2. The division of family services shall have the right to collect medication samples from recipients in order to maintain program integrity.
3. Payments shall be prorated within the limits of the appropriation.
4. No rule or portion of a rule promulgated under the authority of this section shall become effective unless it has been promulgated pursuant to the provisions of section 536.024, RSMo.
208.643. 1. The department of social services shall implement policies establishing a program to pay for health care for uninsured children by rules promulgated pursuant to chapter 536, RSMo, either statewide or in certain geographic areas, subject to obtaining necessary federal approval and appropriation authority. The rules may provide for a health care services package that includes all medical services covered by section 208.152, except nonemergency transportation.
2. Available income shall be determined by the department of social services by rule, which shall comply with federal laws and regulations relating to the state's eligibility to receive federal funds to implement the insurance program established in sections 208.631 to 208.657.
3. The department shall by rule establish procedures which:
(1) Require verification of available income for participants on at least an annual basis.

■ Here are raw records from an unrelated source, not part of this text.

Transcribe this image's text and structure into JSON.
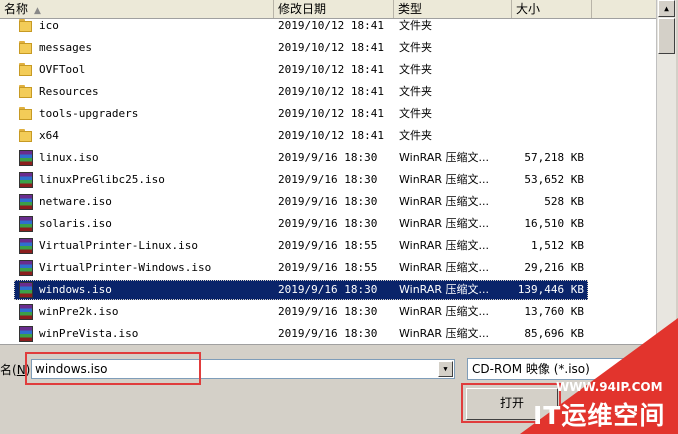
{
  "columns": {
    "name": "名称",
    "date": "修改日期",
    "type": "类型",
    "size": "大小"
  },
  "files": [
    {
      "icon": "folder-icon",
      "name": "ico",
      "date": "2019/10/12 18:41",
      "type": "文件夹",
      "size": ""
    },
    {
      "icon": "folder-icon",
      "name": "messages",
      "date": "2019/10/12 18:41",
      "type": "文件夹",
      "size": ""
    },
    {
      "icon": "folder-icon",
      "name": "OVFTool",
      "date": "2019/10/12 18:41",
      "type": "文件夹",
      "size": ""
    },
    {
      "icon": "folder-icon",
      "name": "Resources",
      "date": "2019/10/12 18:41",
      "type": "文件夹",
      "size": ""
    },
    {
      "icon": "folder-icon",
      "name": "tools-upgraders",
      "date": "2019/10/12 18:41",
      "type": "文件夹",
      "size": ""
    },
    {
      "icon": "folder-icon",
      "name": "x64",
      "date": "2019/10/12 18:41",
      "type": "文件夹",
      "size": ""
    },
    {
      "icon": "winrar-icon",
      "name": "linux.iso",
      "date": "2019/9/16 18:30",
      "type": "WinRAR 压缩文...",
      "size": "57,218 KB"
    },
    {
      "icon": "winrar-icon",
      "name": "linuxPreGlibc25.iso",
      "date": "2019/9/16 18:30",
      "type": "WinRAR 压缩文...",
      "size": "53,652 KB"
    },
    {
      "icon": "winrar-icon",
      "name": "netware.iso",
      "date": "2019/9/16 18:30",
      "type": "WinRAR 压缩文...",
      "size": "528 KB"
    },
    {
      "icon": "winrar-icon",
      "name": "solaris.iso",
      "date": "2019/9/16 18:30",
      "type": "WinRAR 压缩文...",
      "size": "16,510 KB"
    },
    {
      "icon": "winrar-icon",
      "name": "VirtualPrinter-Linux.iso",
      "date": "2019/9/16 18:55",
      "type": "WinRAR 压缩文...",
      "size": "1,512 KB"
    },
    {
      "icon": "winrar-icon",
      "name": "VirtualPrinter-Windows.iso",
      "date": "2019/9/16 18:55",
      "type": "WinRAR 压缩文...",
      "size": "29,216 KB"
    },
    {
      "icon": "winrar-icon",
      "name": "windows.iso",
      "date": "2019/9/16 18:30",
      "type": "WinRAR 压缩文...",
      "size": "139,446 KB",
      "selected": true
    },
    {
      "icon": "winrar-icon",
      "name": "winPre2k.iso",
      "date": "2019/9/16 18:30",
      "type": "WinRAR 压缩文...",
      "size": "13,760 KB"
    },
    {
      "icon": "winrar-icon",
      "name": "winPreVista.iso",
      "date": "2019/9/16 18:30",
      "type": "WinRAR 压缩文...",
      "size": "85,696 KB"
    }
  ],
  "filename": {
    "label_prefix": "名(",
    "label_key": "N",
    "label_suffix": "):",
    "value": "windows.iso"
  },
  "filetype": {
    "value": "CD-ROM 映像 (*.iso)"
  },
  "open_button": {
    "label": "打开"
  },
  "watermark": {
    "url": "WWW.94IP.COM",
    "brand": "IT运维空间"
  },
  "accent_colors": {
    "selection": "#0a246a",
    "highlight": "#e03c3c",
    "watermark": "#e2342d"
  }
}
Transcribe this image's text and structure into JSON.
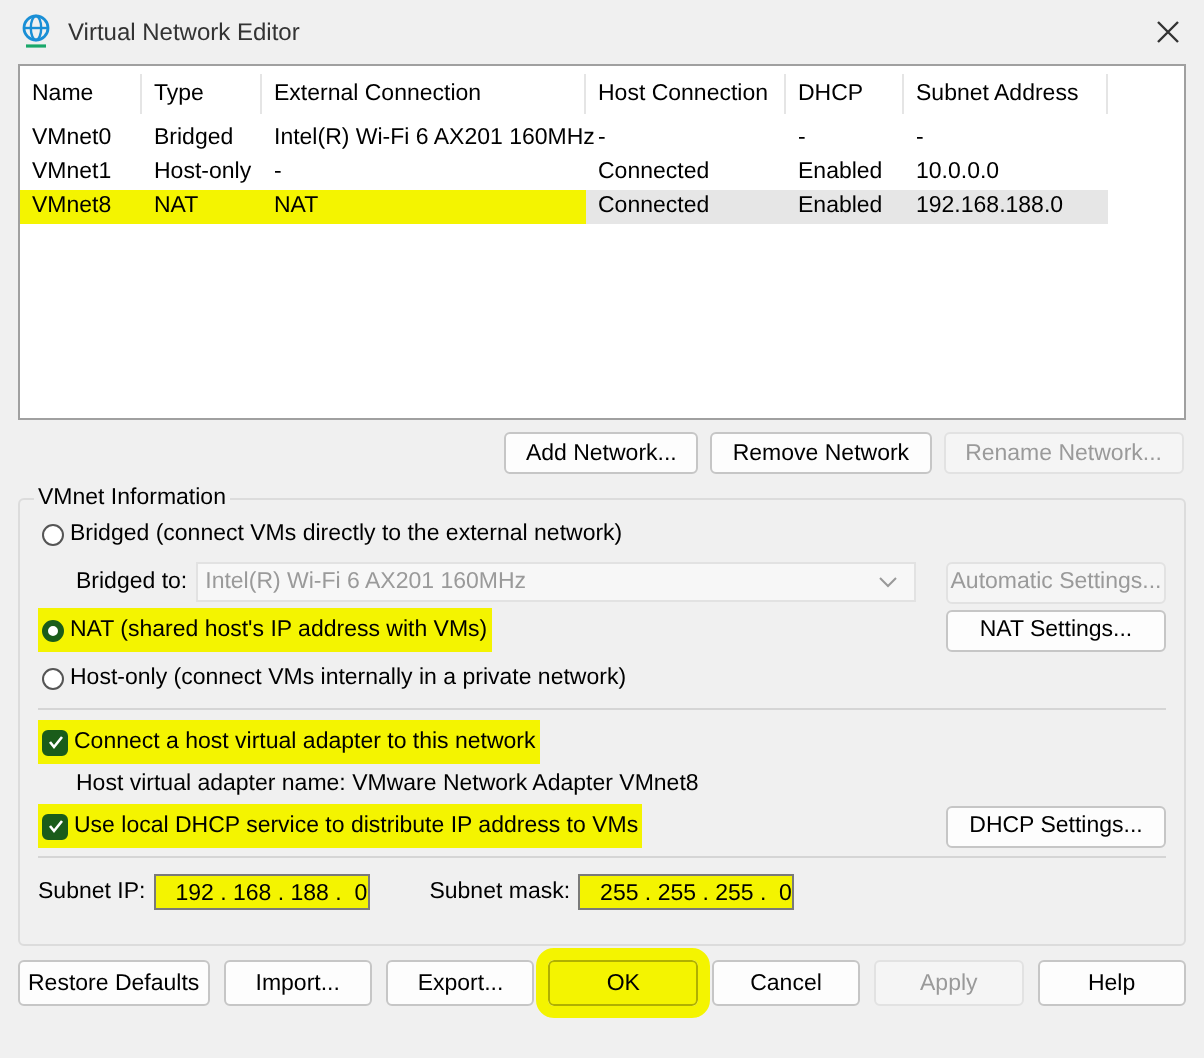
{
  "window": {
    "title": "Virtual Network Editor"
  },
  "table": {
    "columns": [
      "Name",
      "Type",
      "External Connection",
      "Host Connection",
      "DHCP",
      "Subnet Address"
    ],
    "rows": [
      {
        "selected": false,
        "cells": [
          {
            "text": "VMnet0",
            "highlighted": false
          },
          {
            "text": "Bridged",
            "highlighted": false
          },
          {
            "text": "Intel(R) Wi-Fi 6 AX201 160MHz",
            "highlighted": false
          },
          {
            "text": "-",
            "highlighted": false
          },
          {
            "text": "-",
            "highlighted": false
          },
          {
            "text": "-",
            "highlighted": false
          }
        ]
      },
      {
        "selected": false,
        "cells": [
          {
            "text": "VMnet1",
            "highlighted": false
          },
          {
            "text": "Host-only",
            "highlighted": false
          },
          {
            "text": "-",
            "highlighted": false
          },
          {
            "text": "Connected",
            "highlighted": false
          },
          {
            "text": "Enabled",
            "highlighted": false
          },
          {
            "text": "10.0.0.0",
            "highlighted": false
          }
        ]
      },
      {
        "selected": true,
        "cells": [
          {
            "text": "VMnet8",
            "highlighted": true
          },
          {
            "text": "NAT",
            "highlighted": true
          },
          {
            "text": "NAT",
            "highlighted": true
          },
          {
            "text": "Connected",
            "highlighted": false
          },
          {
            "text": "Enabled",
            "highlighted": false
          },
          {
            "text": "192.168.188.0",
            "highlighted": false
          }
        ]
      }
    ]
  },
  "network_buttons": [
    {
      "label": "Add Network...",
      "disabled": false
    },
    {
      "label": "Remove Network",
      "disabled": false
    },
    {
      "label": "Rename Network...",
      "disabled": true
    }
  ],
  "vmnet_info": {
    "title": "VMnet Information",
    "bridged": {
      "label": "Bridged (connect VMs directly to the external network)",
      "selected": false,
      "highlighted": false
    },
    "bridged_to": {
      "label": "Bridged to:",
      "value": "Intel(R) Wi-Fi 6 AX201 160MHz",
      "disabled": true
    },
    "automatic_settings": {
      "label": "Automatic Settings...",
      "disabled": true
    },
    "nat": {
      "label": "NAT (shared host's IP address with VMs)",
      "selected": true,
      "highlighted": true
    },
    "nat_settings": {
      "label": "NAT Settings...",
      "disabled": false
    },
    "host_only": {
      "label": "Host-only (connect VMs internally in a private network)",
      "selected": false,
      "highlighted": false
    },
    "connect_adapter": {
      "label": "Connect a host virtual adapter to this network",
      "checked": true,
      "highlighted": true
    },
    "adapter_name": "Host virtual adapter name: VMware Network Adapter VMnet8",
    "use_dhcp": {
      "label": "Use local DHCP service to distribute IP address to VMs",
      "checked": true,
      "highlighted": true
    },
    "dhcp_settings": {
      "label": "DHCP Settings...",
      "disabled": false
    },
    "subnet_ip": {
      "label": "Subnet IP:",
      "value": "192 . 168 . 188 .  0",
      "highlighted": true
    },
    "subnet_mask": {
      "label": "Subnet mask:",
      "value": "255 . 255 . 255 .  0",
      "highlighted": true
    }
  },
  "footer_buttons": [
    {
      "label": "Restore Defaults",
      "disabled": false,
      "highlighted": false
    },
    {
      "label": "Import...",
      "disabled": false,
      "highlighted": false
    },
    {
      "label": "Export...",
      "disabled": false,
      "highlighted": false
    },
    {
      "label": "OK",
      "disabled": false,
      "highlighted": true
    },
    {
      "label": "Cancel",
      "disabled": false,
      "highlighted": false
    },
    {
      "label": "Apply",
      "disabled": true,
      "highlighted": false
    },
    {
      "label": "Help",
      "disabled": false,
      "highlighted": false
    }
  ]
}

Such available income verification shall include official salary and wage documentation from the human resources, payroll, or accounting officer at the participant's place of employment; and
(2) As a condition of participation in the program, require participants to sign a release which permits the department to contact the participant's employer to verify the availability or unavailability of employer-sponsored health insurance; and
(3) Make participants ineligible for coverage under the program if a participant fails to provide three co-payments for services or prescriptions within a one-year period.
Section B. Because of the need to balance the state budget, section A of this act is deemed necessary for the immediate preservation of the public health, welfare, peace and safety, and is hereby declared to be an emergency act within the meaning of the constitution, and section A of this act shall be in full force and effect upon its passage and approval.